Sollicité par les deux camps, Patrice Motsepe reconnaît subir des pressions opposées dans l’interminable affaire du titre africain.
Patrice Motsepe se retrouve pris entre deux injonctions contradictoires. Au Sénégal, on lui demande de laisser le trophée de la CAN 2025 là où il se trouve. Au Maroc, on exige au contraire l’application stricte des règlements et la reconnaissance du verdict favorable aux Lions de l’Atlas.

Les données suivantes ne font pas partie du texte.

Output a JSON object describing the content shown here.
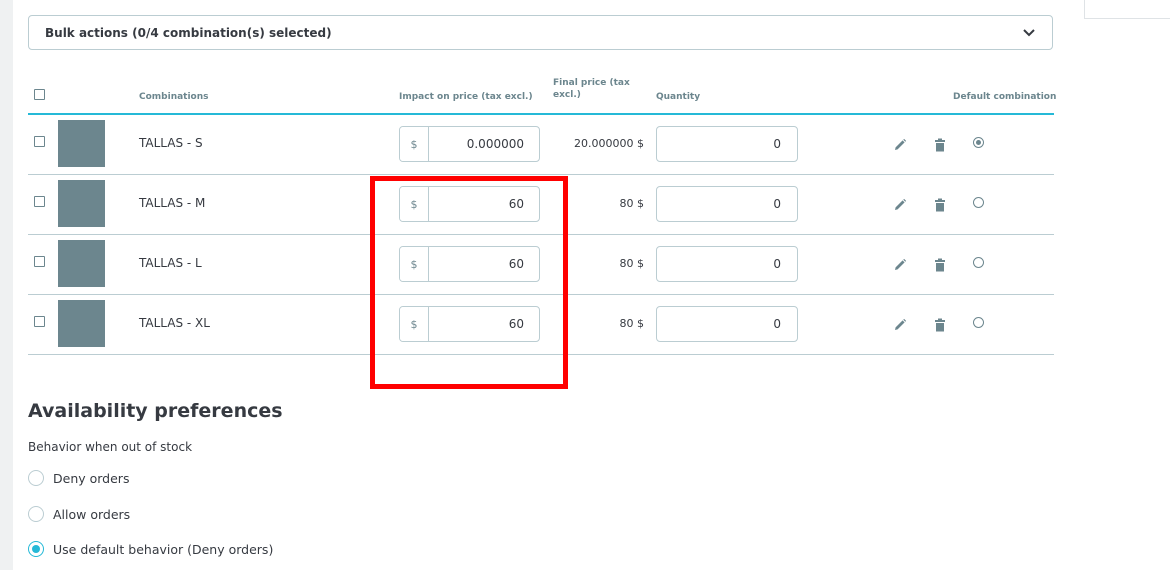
{
  "bulk_actions": {
    "label": "Bulk actions (0/4 combination(s) selected)"
  },
  "table": {
    "headers": {
      "combinations": "Combinations",
      "impact": "Impact on price (tax excl.)",
      "final_line1": "Final price (tax",
      "final_line2": "excl.)",
      "quantity": "Quantity",
      "default": "Default combination"
    },
    "currency": "$",
    "rows": [
      {
        "name": "TALLAS - S",
        "impact": "0.000000",
        "final": "20.000000 $",
        "quantity": "0",
        "default": true
      },
      {
        "name": "TALLAS - M",
        "impact": "60",
        "final": "80 $",
        "quantity": "0",
        "default": false
      },
      {
        "name": "TALLAS - L",
        "impact": "60",
        "final": "80 $",
        "quantity": "0",
        "default": false
      },
      {
        "name": "TALLAS - XL",
        "impact": "60",
        "final": "80 $",
        "quantity": "0",
        "default": false
      }
    ]
  },
  "availability": {
    "title": "Availability preferences",
    "behavior_label": "Behavior when out of stock",
    "options": [
      {
        "label": "Deny orders",
        "selected": false
      },
      {
        "label": "Allow orders",
        "selected": false
      },
      {
        "label": "Use default behavior (Deny orders)",
        "selected": true
      }
    ]
  },
  "colors": {
    "accent": "#25b9d7",
    "highlight": "#ff0000",
    "thumbnail": "#6c868e"
  },
  "icons": [
    "chevron-down-icon",
    "pencil-icon",
    "trash-icon"
  ]
}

Mercredi, à Johannesburg, le président de la CAF a publiquement reconnu cette pression venue des deux camps.
Motsepe refuse de choisir lui-même
« Les gens au Sénégal me disent de laisser le trophée où il est. Les gens au Maroc me disent de respecter la loi », a-t-il expliqué. Motsepe refuse cependant de choisir lui-même le champion. Il attend la décision définitive du Tribunal arbitral du sport, assurant que la CAF appliquera le jugement à toutes les parties. Une position prudente, mais révélatrice de l’extrême sensibilité du dossier.
Sur le terrain, le Sénégal avait battu le Maroc 1-0 après prolongation le 18 janvier. La finale avait toutefois basculé dans le chaos lorsque les joueurs sénégalais avaient momentanément quitté la pelouse pour protester contre un penalty accordé au pays hôte. Ils étaient ensuite revenus, avant de s’imposer grâce à Pape Gueye. En mars, le Jury d’appel de la CAF a annulé ce résultat et homologué un succès marocain 3-0 par forfait.
Deux légitimités désormais opposées
La Fédération sénégalaise a immédiatement saisi le TAS afin de récupérer un titre célébré sur la pelouse et toujours symbolisé par un trophée demeuré au Sénégal. Au Maroc, la décision du Jury d’appel est considérée comme l’application normale des articles sanctionnant une équipe quittant le terrain sans autorisation. Deux légitimités s’opposent désormais : celle du résultat sportif et celle du règlement.
Motsepe avance donc sur une ligne particulièrement étroite. Rendre le trophée au Maroc avant le verdict exposerait la CAF à une nouvelle humiliation en cas de succès sénégalais devant le TAS. Le laisser définitivement à Dakar reviendrait à ignorer sa propre juridiction d’appel. Derrière sa déclaration, le dirigeant sud-africain reconnaît surtout qu’il subit une pression politique, populaire et institutionnelle considérable. Sénégal ou Maroc ? La CAF a choisi de ne plus répondre. Désormais, seul le TAS pourra refermer cette finale interminable, qui empoisonne toujours le football africain.